Obediencia a la Iglesia en la Jerarquía que nos da, por decirlo así,
no sólo el marco más externo de la obediencia: la parroquia a la
que se me envía, las licencias ministeriales, la tarea particular…
sino también la unión con Dios Padre, del que desciende toda
paternidad. Pero también la obediencia a la Iglesia en el servicio:
disponibilidad y prontitud para servir a todos, siempre y de la mejor
manera, a imagen de "Nuestra Señora de la prontitud" que
acude a servir a su prima y está atenta a la cocina de Caná, donde
falta el vino. La disponibilidad del sacerdote hace de la Iglesia
casa de puertas abiertas, refugio de pecadores, hogar para los que
viven en la calle, casa de bondad para los enfermos, campamento para
los jóvenes, aula para la catequesis de los pequeños de primera
comunión…. Donde el pueblo de Dios tiene un deseo o una necesidad,
allí está el sacerdote que sabe oír (ob-audire) y siente un
mandato amoroso de Cristo que lo envía a socorrer con misericordia
esa necesidad o a alentar esos buenos deseos con caridad creativa.
El
que es llamado sea consciente de que existe en este mundo una alegría
genuina y plena: la de ser sacado del pueblo al que uno ama para ser
enviado a él como dispensador de los dones y consuelos de Jesús, el
único Buen Pastor que, compadecido entrañablemente de todos los
pequeños y excluidos de esta tierra que andan agobiados y oprimidos
como ovejas que no tienen pastor, quiso asociar a muchos a su
ministerio para estar y obrar Él mismo, en la persona de sus
sacerdotes, para bien de su pueblo.
En
este Jueves sacerdotal le pido al Señor Jesús que haga descubrir a
muchos jóvenes ese ardor del corazón que enciende la alegría
apenas uno tiene la audacia feliz de responder con prontitud a su
llamado.
En
este Jueves sacerdotal le pido al Señor Jesús que cuide el brillo
alegre en los ojos de los recién ordenados, que salen a comerse el
mundo, a desgastarse en medio del pueblo fiel de Dios, que gozan
preparando la primera homilía, la primera misa, el primer bautismo,
la primera confesión… Es la alegría de poder compartir
–maravillados– por vez primera como ungidos, el tesoro del
Evangelio y sentir que el pueblo fiel te vuelve a ungir de otra
manera: con sus pedidos, poniéndote la cabeza para que los bendigas,
tomándote las manos, acercándote a sus hijos, pidiendo por sus
enfermos… Cuida Señor en tus jóvenes sacerdotes la alegría de
salir, de hacerlo todo como nuevo, la alegría de quemar la vida por
ti.
En
este Jueves sacerdotal le pido al Señor Jesús que confirme la
alegría sacerdotal de los que ya tienen varios años de ministerio.
Esa alegría que, sin abandonar los ojos, se sitúa en las espaldas
de los que soportan el peso del ministerio, esos curas que ya le han
tomado el pulso al trabajo, reagrupan sus fuerzas y se rearman:
"cambian el aire", como dicen los deportistas.

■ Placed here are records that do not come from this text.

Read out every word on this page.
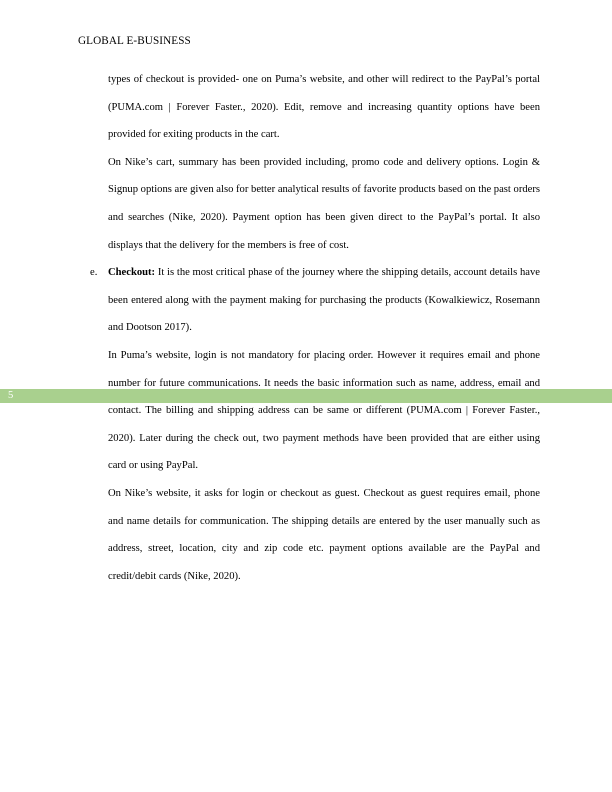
GLOBAL E-BUSINESS
5

types of checkout is provided- one on Puma’s website, and other will redirect to the PayPal’s portal (PUMA.com | Forever Faster., 2020). Edit, remove and increasing quantity options have been provided for exiting products in the cart.

On Nike’s cart, summary has been provided including, promo code and delivery options. Login & Signup options are given also for better analytical results of favorite products based on the past orders and searches (Nike, 2020). Payment option has been given direct to the PayPal’s portal. It also displays that the delivery for the members is free of cost.

e. Checkout: It is the most critical phase of the journey where the shipping details, account details have been entered along with the payment making for purchasing the products (Kowalkiewicz, Rosemann and Dootson 2017).

In Puma’s website, login is not mandatory for placing order. However it requires email and phone number for future communications. It needs the basic information such as name, address, email and contact. The billing and shipping address can be same or different (PUMA.com | Forever Faster., 2020). Later during the check out, two payment methods have been provided that are either using card or using PayPal.

On Nike’s website, it asks for login or checkout as guest. Checkout as guest requires email, phone and name details for communication. The shipping details are entered by the user manually such as address, street, location, city and zip code etc. payment options available are the PayPal and credit/debit cards (Nike, 2020).
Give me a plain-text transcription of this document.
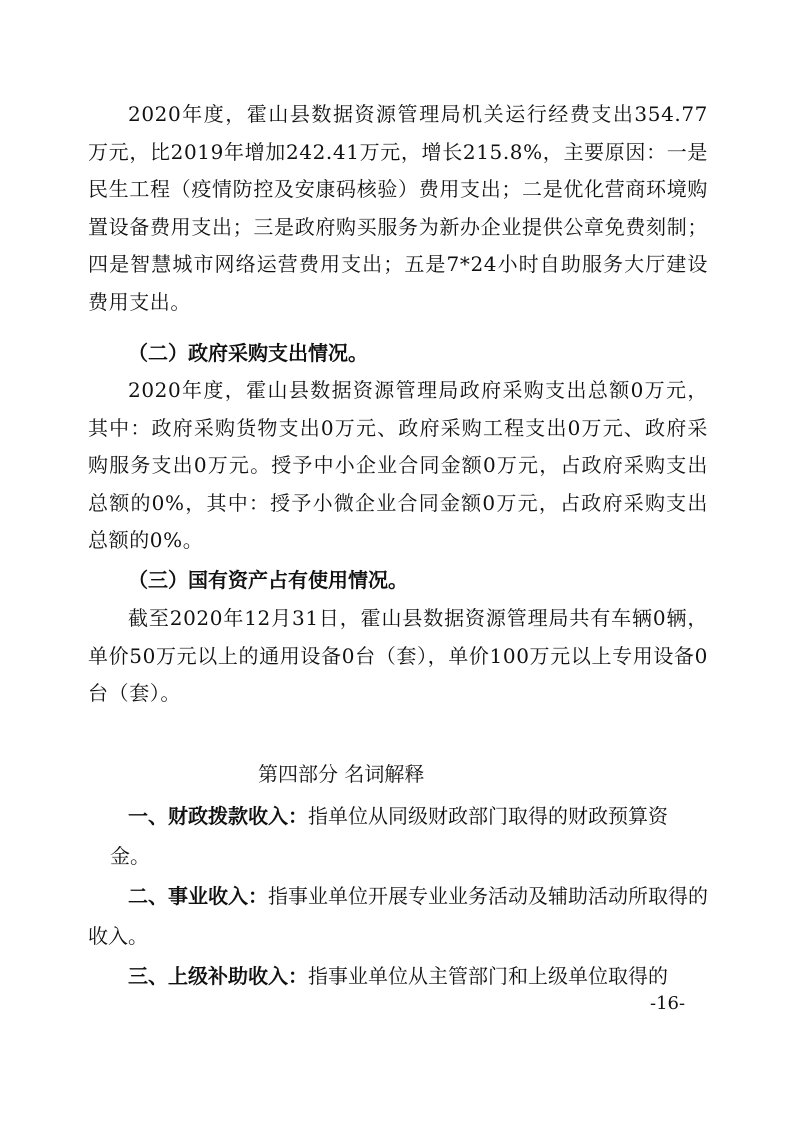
2020年度，霍山县数据资源管理局机关运行经费支出354.77万元，比2019年增加242.41万元，增长215.8%，主要原因：一是民生工程（疫情防控及安康码核验）费用支出；二是优化营商环境购置设备费用支出；三是政府购买服务为新办企业提供公章免费刻制；四是智慧城市网络运营费用支出；五是7*24小时自助服务大厅建设费用支出。

（二）政府采购支出情况。

2020年度，霍山县数据资源管理局政府采购支出总额0万元，其中：政府采购货物支出0万元、政府采购工程支出0万元、政府采购服务支出0万元。授予中小企业合同金额0万元，占政府采购支出总额的0%，其中：授予小微企业合同金额0万元，占政府采购支出总额的0%。

（三）国有资产占有使用情况。

截至2020年12月31日，霍山县数据资源管理局共有车辆0辆，单价50万元以上的通用设备0台（套），单价100万元以上专用设备0台（套）。

第四部分 名词解释

一、财政拨款收入：指单位从同级财政部门取得的财政预算资
金。

二、事业收入：指事业单位开展专业业务活动及辅助活动所取得的收入。

三、上级补助收入：指事业单位从主管部门和上级单位取得的

-16-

Cuida Señor
la profundidad y sabia madurez de la alegría de los curas adultos.
Que sepan rezar como Nehemías: "la alegría del Señor es mi
fortaleza".
Por
fin, en este Jueves sacerdotal, pido al Señor Jesús que
resplandezca la alegría de los sacerdotes ancianos, sanos o
enfermos. Es la alegría de la Cruz, que mana de la conciencia de
tener un tesoro incorruptible en una vasija de barro que se va
deshaciendo. Que sepan estar bien en cualquier lado, sintiendo en la
fugacidad del tiempo el gusto de lo eterno (Guardini). Que sientan,
Señor, la alegría de pasar la antorcha, la alegría de ver crecer a
los hijos de los hijos y de saludar, sonriendo y mansamente, las
promesas, en esa esperanza que no defrauda''.